Trials that stop early
If you stop a trial early, or late, because you were peeking at the results as it went along, you increase the chances of getting a favourable result. This is because you are exploiting the random variation
that exists in the data. It is a sophisticated version of the way someone can increase their chances of winning in a coin toss by using this strategy: ‘Damn! OK, best of three…Damn! Best of five?…Damn! OK, best of seven…’

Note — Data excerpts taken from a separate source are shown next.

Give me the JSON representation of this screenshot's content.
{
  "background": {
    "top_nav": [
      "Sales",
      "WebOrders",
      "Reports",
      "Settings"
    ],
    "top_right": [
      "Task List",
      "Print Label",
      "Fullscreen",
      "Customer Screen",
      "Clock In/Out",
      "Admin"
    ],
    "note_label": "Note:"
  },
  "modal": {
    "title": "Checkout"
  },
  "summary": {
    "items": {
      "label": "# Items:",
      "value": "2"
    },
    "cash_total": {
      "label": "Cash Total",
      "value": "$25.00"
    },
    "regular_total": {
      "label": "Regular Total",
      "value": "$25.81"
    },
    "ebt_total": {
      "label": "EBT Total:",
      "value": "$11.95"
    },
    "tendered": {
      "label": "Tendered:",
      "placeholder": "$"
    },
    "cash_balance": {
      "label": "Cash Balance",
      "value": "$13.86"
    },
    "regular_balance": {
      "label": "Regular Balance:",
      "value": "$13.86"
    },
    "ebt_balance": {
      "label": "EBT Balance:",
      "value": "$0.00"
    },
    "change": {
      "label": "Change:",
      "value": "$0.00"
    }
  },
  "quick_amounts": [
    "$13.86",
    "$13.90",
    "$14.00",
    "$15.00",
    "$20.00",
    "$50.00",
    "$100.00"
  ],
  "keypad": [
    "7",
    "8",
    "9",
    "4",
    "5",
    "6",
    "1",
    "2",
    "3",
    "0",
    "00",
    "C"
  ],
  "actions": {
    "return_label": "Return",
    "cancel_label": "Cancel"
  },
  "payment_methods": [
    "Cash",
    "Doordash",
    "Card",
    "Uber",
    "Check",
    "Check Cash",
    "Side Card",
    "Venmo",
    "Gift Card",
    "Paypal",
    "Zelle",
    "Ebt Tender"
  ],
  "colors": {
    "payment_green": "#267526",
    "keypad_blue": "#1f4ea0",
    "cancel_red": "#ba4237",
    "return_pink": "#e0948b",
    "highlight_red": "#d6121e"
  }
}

Time and again in this book we have come back to the same principle: if you give yourself multiple chances of finding a positive result, but use statistical tests that assume you only had one go, you hugely increase your chances of getting a misleading false positive. This is the problem with people hiding negative results. But it also creeps into the way people analyse studies which haven’t been hidden.
For example, if you flip a coin for long enough, then fairly soon you’ll get four heads in a row. That’s not the same as saying ‘I’m going to throw four heads in a row right now,’ and then doing so. We know that the time frame you put around some data can allow you to pick out a clump of findings which please you; and we know that this can be a source of mischief.